The philosophy at 2Rank2Ride is simple and stubborn: no mustang is too rank to ride. The outfit does not cull the tough ones or send the difficult stock down the road. They dig in and find the window to each horse’s mind. Some come around fast. Others take months of steady work before they soften enough to trust a stranger’s hand. The crew, led by experienced hands who cut their teeth in rodeo arenas and mountain camps, understands these horses think different than barn-raised stock. They solve problems their own way, born from years dodging trouble on open range. The trainers respect that wild edge and shape it instead of stamping it out.
For the mustangs, the program offers a second chance at a useful life. Instead of sitting in crowded BLM pens with no purpose beyond feed and water, these horses gain a job and a future. They become partners on ranches, hunting outfits, or trail rides through country that matches the land they came from. The ecosystem wins too. Fewer horses on the range means the grass comes back, the water holes stay cleaner, and the whole high desert balance holds steadier. For the riders who buy these finished horses, the payoff runs deep. They get an animal that eats less than a big warmblood, stays sound on rough ground, and carries the kind of grit that does not quit when the weather turns mean.

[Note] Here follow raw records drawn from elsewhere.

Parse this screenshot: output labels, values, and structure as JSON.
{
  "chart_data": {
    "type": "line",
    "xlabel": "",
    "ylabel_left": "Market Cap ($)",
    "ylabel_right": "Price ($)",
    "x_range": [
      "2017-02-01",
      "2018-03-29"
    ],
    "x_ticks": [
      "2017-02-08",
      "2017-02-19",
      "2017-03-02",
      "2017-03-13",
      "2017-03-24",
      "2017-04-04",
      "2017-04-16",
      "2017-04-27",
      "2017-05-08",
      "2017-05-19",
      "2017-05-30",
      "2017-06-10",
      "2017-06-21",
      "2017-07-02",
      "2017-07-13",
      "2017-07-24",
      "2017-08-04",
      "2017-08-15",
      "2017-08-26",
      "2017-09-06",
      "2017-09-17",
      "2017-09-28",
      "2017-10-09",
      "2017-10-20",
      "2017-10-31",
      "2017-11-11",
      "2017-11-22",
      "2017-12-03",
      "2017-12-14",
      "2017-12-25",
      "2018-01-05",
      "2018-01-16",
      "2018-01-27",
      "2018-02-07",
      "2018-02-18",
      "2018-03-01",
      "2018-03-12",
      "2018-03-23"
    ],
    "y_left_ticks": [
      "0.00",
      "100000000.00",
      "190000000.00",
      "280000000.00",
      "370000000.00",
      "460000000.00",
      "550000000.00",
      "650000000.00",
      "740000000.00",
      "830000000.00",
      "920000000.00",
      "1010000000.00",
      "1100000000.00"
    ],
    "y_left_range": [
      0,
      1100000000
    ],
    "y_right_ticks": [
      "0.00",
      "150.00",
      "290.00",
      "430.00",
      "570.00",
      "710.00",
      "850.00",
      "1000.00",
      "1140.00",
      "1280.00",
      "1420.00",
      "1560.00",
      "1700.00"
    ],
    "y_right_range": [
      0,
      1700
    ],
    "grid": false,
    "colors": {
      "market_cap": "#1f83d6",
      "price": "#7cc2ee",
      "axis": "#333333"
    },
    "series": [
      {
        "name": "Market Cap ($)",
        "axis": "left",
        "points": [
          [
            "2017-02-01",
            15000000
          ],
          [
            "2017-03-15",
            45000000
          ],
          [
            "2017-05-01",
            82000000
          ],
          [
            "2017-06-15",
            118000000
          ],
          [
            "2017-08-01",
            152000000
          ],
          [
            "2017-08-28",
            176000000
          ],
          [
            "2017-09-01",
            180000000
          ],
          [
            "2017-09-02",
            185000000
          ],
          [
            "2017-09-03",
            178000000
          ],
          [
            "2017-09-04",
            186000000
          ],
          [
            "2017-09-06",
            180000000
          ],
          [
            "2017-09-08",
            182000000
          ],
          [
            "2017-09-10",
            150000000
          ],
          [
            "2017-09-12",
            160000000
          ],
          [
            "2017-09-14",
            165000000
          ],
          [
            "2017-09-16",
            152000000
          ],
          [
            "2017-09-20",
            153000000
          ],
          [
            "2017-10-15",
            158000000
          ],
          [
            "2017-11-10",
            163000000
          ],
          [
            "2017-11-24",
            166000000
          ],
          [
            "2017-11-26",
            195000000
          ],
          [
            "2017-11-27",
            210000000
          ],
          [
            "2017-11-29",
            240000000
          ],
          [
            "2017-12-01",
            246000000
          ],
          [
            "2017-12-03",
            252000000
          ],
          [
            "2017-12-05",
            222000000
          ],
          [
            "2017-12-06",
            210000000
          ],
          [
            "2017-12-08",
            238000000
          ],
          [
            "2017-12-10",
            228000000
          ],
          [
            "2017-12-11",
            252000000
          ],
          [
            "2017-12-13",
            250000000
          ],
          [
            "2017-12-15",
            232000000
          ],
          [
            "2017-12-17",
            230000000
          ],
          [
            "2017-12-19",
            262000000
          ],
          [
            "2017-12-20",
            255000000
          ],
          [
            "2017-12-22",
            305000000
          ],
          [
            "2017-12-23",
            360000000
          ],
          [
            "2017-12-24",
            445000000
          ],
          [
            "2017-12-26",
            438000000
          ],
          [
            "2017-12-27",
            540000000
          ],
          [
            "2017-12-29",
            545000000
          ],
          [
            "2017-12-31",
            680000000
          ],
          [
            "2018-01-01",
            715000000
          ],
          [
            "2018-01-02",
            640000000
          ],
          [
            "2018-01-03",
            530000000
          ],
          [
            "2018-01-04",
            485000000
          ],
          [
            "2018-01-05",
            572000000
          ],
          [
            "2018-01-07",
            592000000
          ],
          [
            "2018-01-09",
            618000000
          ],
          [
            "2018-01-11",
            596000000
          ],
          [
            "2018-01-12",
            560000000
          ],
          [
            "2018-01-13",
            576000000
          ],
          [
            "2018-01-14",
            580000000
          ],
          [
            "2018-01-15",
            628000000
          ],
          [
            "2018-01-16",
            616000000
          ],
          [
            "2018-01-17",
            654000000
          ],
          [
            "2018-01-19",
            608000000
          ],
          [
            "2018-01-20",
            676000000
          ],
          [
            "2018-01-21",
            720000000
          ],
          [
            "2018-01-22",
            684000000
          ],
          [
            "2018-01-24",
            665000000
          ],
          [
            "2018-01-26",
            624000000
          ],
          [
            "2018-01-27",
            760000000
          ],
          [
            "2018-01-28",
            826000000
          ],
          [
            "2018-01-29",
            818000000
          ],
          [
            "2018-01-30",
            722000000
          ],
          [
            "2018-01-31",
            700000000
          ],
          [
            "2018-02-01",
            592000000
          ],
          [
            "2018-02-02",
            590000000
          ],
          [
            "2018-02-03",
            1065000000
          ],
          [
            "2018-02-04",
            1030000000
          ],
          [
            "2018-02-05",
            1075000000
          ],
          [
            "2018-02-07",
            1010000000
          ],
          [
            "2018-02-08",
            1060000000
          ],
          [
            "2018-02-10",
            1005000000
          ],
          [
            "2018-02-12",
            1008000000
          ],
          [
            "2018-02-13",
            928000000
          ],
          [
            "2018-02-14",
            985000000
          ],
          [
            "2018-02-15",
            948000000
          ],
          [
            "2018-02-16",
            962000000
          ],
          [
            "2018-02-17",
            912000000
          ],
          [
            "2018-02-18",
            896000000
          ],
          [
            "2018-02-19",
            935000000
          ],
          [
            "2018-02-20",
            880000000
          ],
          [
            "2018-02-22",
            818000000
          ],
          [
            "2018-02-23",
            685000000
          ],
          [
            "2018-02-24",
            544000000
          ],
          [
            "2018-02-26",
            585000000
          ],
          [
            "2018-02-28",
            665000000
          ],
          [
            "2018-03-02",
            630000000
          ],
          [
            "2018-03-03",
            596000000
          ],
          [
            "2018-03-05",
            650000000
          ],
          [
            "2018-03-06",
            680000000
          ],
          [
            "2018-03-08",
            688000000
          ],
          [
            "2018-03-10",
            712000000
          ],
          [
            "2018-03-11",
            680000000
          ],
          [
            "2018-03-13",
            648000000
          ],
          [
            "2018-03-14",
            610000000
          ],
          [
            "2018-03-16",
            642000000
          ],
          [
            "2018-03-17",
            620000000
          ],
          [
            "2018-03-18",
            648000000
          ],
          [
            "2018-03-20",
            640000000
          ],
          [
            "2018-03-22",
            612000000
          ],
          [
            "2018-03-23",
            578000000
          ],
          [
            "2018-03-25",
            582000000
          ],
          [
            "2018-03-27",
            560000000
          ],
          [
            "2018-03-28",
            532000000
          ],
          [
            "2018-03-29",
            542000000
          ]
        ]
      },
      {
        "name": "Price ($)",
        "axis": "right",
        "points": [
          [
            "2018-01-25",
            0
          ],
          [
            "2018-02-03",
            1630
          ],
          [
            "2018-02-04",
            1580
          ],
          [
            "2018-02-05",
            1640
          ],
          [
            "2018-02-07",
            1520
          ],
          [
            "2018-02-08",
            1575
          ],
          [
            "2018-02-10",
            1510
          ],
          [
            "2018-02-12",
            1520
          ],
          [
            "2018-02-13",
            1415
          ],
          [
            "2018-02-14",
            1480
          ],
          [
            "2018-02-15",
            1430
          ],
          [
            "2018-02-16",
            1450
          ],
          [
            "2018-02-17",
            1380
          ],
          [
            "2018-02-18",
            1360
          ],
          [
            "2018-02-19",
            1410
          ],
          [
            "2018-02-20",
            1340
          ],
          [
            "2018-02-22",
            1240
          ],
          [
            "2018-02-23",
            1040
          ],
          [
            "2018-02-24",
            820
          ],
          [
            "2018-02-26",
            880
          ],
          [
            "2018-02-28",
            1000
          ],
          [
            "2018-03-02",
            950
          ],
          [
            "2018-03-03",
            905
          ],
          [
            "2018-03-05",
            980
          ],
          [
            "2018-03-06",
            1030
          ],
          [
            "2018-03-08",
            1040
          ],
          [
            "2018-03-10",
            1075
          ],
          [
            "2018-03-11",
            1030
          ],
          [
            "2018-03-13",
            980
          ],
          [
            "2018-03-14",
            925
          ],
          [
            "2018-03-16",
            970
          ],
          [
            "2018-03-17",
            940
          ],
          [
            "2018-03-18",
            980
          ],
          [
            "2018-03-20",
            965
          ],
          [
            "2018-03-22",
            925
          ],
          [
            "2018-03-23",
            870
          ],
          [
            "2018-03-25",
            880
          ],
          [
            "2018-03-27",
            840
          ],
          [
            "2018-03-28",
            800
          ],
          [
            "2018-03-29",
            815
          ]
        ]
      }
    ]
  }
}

The outfit does more than train and sell. They run an intern program that puts young hands right in the middle of the work. These folks learn the old ways up close, haltering wild stock, riding green broncs, and packing strings through country that tests every skill. Merchandise sales and events help fund the operation and spread the word. Finished horses go to private buyers at fair prices, honest animals ready for real work instead of pasture pets.
In the end, 2Rank2Ride keeps the old ways alive in a modern West. They pull mustangs from the pens, shape them with patience and sweat, and send them back into service carrying riders across the same mountains their ancestors roamed. It is a gritty bargain that works for the land, the horses, and the men and women who still make their living with a rope and a good horse under them. The mustang keeps its fire. The rider gains a partner that knows the country better than any map. And the high country stays a little wilder for it all.